A Group Of Women… has a hard tap-tap beat with a fairly wishy-washy vocal and guitar part. In this song, the singer observes a group of women as they wash. He celebrates his freedom in this song, and seems to be suggesting vaguely that at least momentarily he is free of desire: “As I sit and watch them wash / I have no point to get across.” This is the least tuneful song here, and feels kind of aimless. It’s all over in two minutes.
Give Me Children… continues the whimsical almost random feel of these songs. Here we get more of the pain—a stranger who hits, a wind that bites, a partner who cries constantly and the admission of foolishness. It’s the partner who seems to be suffering the most here.
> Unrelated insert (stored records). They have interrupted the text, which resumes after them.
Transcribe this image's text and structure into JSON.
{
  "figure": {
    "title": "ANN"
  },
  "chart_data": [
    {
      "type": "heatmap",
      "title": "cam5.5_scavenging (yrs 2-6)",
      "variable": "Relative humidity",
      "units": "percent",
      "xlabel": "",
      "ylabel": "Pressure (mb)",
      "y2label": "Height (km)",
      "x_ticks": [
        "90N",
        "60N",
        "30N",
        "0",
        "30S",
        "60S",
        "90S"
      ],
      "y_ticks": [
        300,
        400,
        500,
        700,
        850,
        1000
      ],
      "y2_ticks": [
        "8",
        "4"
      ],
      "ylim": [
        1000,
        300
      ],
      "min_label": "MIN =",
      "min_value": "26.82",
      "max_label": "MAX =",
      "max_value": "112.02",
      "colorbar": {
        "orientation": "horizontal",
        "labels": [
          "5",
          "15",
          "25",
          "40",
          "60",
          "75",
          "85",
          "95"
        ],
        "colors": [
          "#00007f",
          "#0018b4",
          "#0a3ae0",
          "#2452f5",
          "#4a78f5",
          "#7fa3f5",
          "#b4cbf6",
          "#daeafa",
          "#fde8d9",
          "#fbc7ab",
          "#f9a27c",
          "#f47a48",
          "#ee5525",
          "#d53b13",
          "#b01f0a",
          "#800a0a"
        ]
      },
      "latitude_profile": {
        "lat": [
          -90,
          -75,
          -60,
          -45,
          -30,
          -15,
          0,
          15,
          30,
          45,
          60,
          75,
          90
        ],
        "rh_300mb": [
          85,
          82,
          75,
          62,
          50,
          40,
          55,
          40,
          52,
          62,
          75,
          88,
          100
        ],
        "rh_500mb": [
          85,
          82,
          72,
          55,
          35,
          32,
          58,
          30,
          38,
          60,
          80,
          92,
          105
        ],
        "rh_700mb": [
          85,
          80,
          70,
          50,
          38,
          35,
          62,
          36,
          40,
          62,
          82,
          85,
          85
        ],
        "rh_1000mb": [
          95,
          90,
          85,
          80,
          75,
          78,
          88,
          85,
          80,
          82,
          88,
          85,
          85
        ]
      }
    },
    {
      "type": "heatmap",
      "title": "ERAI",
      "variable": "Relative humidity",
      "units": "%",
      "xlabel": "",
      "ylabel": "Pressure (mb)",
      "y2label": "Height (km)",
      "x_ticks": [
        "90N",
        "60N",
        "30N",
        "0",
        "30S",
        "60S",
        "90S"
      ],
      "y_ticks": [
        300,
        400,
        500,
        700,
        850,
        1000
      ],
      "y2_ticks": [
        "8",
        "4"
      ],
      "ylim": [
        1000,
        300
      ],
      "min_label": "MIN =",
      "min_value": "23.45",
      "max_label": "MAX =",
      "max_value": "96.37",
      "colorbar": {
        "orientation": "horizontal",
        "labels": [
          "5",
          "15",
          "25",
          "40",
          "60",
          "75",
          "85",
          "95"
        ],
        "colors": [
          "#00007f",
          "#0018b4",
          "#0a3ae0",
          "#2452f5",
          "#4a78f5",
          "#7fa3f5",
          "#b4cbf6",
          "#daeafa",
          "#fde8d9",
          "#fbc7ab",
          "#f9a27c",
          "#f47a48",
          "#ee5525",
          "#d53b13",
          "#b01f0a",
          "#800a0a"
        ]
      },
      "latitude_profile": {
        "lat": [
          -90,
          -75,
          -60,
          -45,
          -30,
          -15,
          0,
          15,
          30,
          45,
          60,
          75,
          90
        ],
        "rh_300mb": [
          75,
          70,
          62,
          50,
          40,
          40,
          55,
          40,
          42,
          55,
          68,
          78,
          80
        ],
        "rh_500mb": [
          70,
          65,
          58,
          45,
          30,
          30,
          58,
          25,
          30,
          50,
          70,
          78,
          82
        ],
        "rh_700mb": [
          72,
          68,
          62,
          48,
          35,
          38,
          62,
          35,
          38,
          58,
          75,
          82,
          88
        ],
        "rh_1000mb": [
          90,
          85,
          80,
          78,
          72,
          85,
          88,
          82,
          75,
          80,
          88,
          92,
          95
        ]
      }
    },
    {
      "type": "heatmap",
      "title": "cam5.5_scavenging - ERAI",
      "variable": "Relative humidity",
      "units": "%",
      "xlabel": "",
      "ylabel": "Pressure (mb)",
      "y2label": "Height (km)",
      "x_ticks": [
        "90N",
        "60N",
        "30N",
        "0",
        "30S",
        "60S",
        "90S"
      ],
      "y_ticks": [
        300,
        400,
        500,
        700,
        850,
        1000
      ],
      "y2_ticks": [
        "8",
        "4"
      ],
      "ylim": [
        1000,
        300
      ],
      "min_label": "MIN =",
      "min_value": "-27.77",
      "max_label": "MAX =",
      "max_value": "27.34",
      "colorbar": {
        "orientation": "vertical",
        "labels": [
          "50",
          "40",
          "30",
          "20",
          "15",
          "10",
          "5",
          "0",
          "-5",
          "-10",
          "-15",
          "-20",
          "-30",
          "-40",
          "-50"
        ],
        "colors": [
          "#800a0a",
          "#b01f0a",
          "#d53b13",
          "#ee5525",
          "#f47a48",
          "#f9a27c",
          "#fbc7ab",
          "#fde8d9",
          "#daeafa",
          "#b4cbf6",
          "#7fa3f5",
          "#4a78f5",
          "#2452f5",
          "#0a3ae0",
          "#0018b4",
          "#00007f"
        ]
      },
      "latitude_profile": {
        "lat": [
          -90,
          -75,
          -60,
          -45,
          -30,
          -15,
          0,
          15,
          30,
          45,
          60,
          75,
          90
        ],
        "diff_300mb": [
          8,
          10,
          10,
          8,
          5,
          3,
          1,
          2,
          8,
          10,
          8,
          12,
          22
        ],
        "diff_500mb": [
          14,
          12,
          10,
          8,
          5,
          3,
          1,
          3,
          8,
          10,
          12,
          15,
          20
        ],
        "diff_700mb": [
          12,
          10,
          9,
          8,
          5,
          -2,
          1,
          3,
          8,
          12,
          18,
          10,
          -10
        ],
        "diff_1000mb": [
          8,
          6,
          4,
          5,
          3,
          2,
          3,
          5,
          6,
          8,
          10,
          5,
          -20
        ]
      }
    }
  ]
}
A few sparse piano notes, a simple repeating hi-hat, and a guitar part that chimes in every now and then with the vocal. Another shortish song, that drifts by without really going anywhere interesting.
The Weaker Soldier… is more upbeat, another one of Oldham’s stronger vocals. The lyrics again are oblique-bleak. This song actually has a chorus proper with someone singing a backing vocal: “I have not been feeling the same / I am not fit to carry your name / I am not fit and I am not willing / To go on.” Again, we get piano, a similar programmed beat to what’s gone before, and a meandering chiming guitar strum, although the pieces gel together quite well to form one of the strongest songs of the whole set. Love the opening lines here: “I once was a weaker soldier hanging in the war / But I left, like an ape, folded neatly in four.” I get the feeling this ‘war’ is of the ‘love is a battlefield’ kind, ergo lines like, “I had revealed myself by crying and shouting,” and “I turned away from that and into this / Black kettle of oneness.” Ultimately the Oldham-persona is unwilling to get permanently involved with a girl, one who he would “go upstairs” with but would rather “leave her up there.” As he says in the chorus, he’s not willing to carry her name, nor fit and willing to go on. A good song to end on.
Arise Therefore is the perfect example of an Oldham record that takes forever to get anywhere with, and which only makes sense listening to it in the moment. In fact, the numerous times I spun this record without paying attention, it continued to just pass me by. Once I sat down and started listening to the lyrics and music closely, the whole thing began to emerge from its murky cocoon and win my love. The theme of the record is pretty much summed up in that very first line about rejecting permanence. Things change constantly, Oldham seems to be saying, like these songs which are like eleven different paintings of the same model-sitter. The only time I tended to lose him was in “A Group Of Women” and “Give Me Children” where the songs failed to take hold because of their slightly too-generic unfocused quality. This is the last of the Palace-era recordings. The next official release would gather together a number of tracks released on 7” only, plus other odds and ends — Lost Blues and Other Songs.
Wow Bumstead, this Oldham series is turning out even better than I’d hoped. I spun Arise Therefore three times in a row the other night while reading your review. A book in this form, a la Greil Marcus on Dylan/Doors would be epic.